1時間近くあるような、つまりはサクッと再生することのできない長編の作品を観る頻度がかなり減ってしまいました。しかしそれでもたまに観たくなるものもいくらか存在します。自分にとっての代表的な作品のひとつが、20年以上前の作品ですが『Chomp On This』だったりします。以前にもこのYo! Chuiで書いたことがあるので(www.vhsmag.com/yo-chui/chomponthis)、気になってしまったイケてるスケーターや、改めて過去を振り返って思い出に耽りたいパイセンクラスのみなさまはこちらをチラ見してみてくださいませ。

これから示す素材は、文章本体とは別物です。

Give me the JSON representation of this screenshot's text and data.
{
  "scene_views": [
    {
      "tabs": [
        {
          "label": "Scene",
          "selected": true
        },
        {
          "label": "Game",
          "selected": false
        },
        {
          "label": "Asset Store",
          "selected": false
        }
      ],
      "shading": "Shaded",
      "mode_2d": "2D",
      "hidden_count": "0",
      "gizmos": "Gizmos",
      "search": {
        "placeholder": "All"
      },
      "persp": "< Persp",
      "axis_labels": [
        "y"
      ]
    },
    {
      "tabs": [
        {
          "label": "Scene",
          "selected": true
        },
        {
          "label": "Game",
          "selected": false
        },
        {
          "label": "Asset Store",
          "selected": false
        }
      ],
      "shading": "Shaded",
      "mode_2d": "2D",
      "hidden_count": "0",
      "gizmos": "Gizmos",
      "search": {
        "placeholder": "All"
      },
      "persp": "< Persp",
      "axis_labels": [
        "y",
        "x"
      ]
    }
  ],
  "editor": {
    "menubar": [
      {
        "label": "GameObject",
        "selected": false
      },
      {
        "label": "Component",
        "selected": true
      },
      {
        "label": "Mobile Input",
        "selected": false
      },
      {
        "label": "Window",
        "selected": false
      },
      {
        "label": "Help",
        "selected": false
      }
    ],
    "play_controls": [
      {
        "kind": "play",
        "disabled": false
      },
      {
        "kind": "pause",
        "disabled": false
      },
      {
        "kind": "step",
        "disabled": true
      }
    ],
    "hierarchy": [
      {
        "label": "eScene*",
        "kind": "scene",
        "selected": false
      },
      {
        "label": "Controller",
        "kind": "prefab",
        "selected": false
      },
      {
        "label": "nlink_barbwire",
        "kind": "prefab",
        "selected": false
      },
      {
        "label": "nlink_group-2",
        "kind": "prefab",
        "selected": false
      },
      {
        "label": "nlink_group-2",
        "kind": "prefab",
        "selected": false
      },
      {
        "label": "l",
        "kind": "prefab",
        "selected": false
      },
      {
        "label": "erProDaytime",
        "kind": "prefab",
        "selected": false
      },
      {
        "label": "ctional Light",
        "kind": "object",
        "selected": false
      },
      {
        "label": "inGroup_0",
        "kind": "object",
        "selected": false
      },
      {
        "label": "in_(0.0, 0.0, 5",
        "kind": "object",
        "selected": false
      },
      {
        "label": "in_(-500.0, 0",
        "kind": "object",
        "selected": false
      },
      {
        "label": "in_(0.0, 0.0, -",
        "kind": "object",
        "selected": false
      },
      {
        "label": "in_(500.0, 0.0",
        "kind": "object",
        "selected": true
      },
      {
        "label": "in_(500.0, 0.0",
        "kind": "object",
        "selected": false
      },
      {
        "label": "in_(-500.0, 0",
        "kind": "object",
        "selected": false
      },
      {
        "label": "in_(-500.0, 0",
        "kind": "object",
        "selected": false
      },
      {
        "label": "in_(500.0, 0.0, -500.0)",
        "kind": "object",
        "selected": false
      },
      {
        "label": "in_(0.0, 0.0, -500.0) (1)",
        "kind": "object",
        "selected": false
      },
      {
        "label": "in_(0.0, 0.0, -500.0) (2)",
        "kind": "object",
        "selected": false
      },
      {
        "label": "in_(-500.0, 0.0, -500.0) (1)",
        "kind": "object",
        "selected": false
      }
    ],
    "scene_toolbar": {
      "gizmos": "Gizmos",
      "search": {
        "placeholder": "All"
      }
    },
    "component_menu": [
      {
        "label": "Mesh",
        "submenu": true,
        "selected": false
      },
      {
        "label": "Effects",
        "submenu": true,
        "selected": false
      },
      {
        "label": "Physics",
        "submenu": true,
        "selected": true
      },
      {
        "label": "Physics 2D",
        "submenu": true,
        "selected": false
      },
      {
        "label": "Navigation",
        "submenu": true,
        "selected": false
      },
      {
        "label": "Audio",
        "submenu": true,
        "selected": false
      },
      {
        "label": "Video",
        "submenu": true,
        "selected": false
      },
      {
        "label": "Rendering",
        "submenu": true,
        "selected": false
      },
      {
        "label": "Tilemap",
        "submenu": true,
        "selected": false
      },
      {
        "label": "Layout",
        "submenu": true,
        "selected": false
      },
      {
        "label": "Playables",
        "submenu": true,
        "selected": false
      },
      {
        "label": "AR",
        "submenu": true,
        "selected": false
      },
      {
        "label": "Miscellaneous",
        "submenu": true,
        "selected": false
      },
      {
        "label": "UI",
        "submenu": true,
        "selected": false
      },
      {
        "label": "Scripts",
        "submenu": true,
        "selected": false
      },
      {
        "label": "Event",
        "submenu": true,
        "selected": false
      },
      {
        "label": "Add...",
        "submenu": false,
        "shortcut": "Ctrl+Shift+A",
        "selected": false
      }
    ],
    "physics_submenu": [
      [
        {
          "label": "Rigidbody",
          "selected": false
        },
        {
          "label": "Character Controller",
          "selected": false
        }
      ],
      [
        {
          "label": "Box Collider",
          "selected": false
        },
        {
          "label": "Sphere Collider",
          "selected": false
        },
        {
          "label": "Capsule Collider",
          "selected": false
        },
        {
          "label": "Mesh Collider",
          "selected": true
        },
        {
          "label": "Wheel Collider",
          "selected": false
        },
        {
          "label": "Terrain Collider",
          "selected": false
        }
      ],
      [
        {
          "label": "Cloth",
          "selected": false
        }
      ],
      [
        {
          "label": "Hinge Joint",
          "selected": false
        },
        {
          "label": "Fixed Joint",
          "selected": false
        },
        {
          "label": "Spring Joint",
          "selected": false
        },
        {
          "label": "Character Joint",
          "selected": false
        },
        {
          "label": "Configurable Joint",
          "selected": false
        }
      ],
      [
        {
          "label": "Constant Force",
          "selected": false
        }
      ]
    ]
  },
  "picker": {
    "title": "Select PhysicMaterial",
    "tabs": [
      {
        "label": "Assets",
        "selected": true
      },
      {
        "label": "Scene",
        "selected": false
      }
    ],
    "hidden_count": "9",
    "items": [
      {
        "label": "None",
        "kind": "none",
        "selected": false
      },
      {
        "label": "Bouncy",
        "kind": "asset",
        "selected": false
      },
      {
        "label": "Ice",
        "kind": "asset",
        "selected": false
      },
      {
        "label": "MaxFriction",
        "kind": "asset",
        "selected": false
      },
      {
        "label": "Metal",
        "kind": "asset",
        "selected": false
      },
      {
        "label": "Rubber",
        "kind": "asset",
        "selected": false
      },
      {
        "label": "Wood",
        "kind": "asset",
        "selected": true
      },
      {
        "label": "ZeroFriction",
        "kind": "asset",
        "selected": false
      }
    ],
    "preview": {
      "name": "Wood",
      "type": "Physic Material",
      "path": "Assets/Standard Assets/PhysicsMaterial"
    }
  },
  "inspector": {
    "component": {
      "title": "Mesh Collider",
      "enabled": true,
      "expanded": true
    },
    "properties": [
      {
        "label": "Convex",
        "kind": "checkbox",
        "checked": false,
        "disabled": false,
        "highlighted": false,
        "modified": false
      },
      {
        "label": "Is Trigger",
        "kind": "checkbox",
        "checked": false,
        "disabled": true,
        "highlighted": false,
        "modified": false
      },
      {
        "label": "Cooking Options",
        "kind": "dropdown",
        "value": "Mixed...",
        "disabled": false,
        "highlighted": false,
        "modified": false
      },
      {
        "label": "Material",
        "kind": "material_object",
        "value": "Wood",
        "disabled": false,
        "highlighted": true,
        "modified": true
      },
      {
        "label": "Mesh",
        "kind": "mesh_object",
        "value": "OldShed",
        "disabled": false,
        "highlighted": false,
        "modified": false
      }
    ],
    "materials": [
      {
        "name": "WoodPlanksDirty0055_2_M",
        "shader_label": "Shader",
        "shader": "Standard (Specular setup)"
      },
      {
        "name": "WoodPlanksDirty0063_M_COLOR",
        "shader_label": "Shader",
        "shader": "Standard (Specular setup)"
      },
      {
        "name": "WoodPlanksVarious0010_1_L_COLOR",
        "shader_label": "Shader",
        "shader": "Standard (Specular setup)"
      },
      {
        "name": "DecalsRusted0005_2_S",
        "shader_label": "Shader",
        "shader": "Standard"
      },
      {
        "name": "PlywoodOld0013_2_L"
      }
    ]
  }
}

フォトグラファーやフィルマーといった、いわば裏方職のスケーターが大々的にフューチャーされている本作品。全体的にストイックでもヌルい感じでもないながら、楽しんで作品作りに取り組んでいる感じが一番に出てて、観てるこっちまでスケート欲を掻き立ててくれます。中でもイントロ部分が個人的にお気に入り。錚々たる裏方職のみなさんが、名ハンマースポットを攻めてるんだけど…「アレ!? ちょっとスピード感とかいろいろ怪しくね?」ってこれはテールヒットの瞬間と着地の瞬間だけを切りとりメイクしたみたく見せてる編集(とはいえスケートビギナー時代の自分でもフェイクだとわかる)でいきなり笑わせてきます。当時ローカルの仲間が持っていたこのビデオテープ、みんなで回して観てはいざ、このイントロ部分を真似して撮影したものです。ちゃんとしたフィルマーや編集者がいたわけでもないので当然ながらの低クオリティだったわけですが。いや、そんなことはどうでもよくて、「ちゃんとメイクしなくてもいいんだ! これも見せ方として映像になり得るんだ!」と衝撃を受け、真似して遊んでたわけよ。言うまでもありませんがこれはあからさまに出来てるはずのないことを面白く見せているからいいのであって、かねてより写真媒体において裏話として時々聞こえてくる、「これ写真だけは撮れてるけど実際はメイクしてないんだよね…」ってのとはまったくワケが違ってくるので、そこんとこだけ間違わずにヨロシクっす。
あ、そんでタイトルの「すっぴん」ですが、これは撮影やスポットに滑りに行くも何もメイクできなかった、つまりはノーメイク(≒すっぴん)っていうジャパニーズスケートスラング。使っているのはオレだけなんだけどね、デュフ。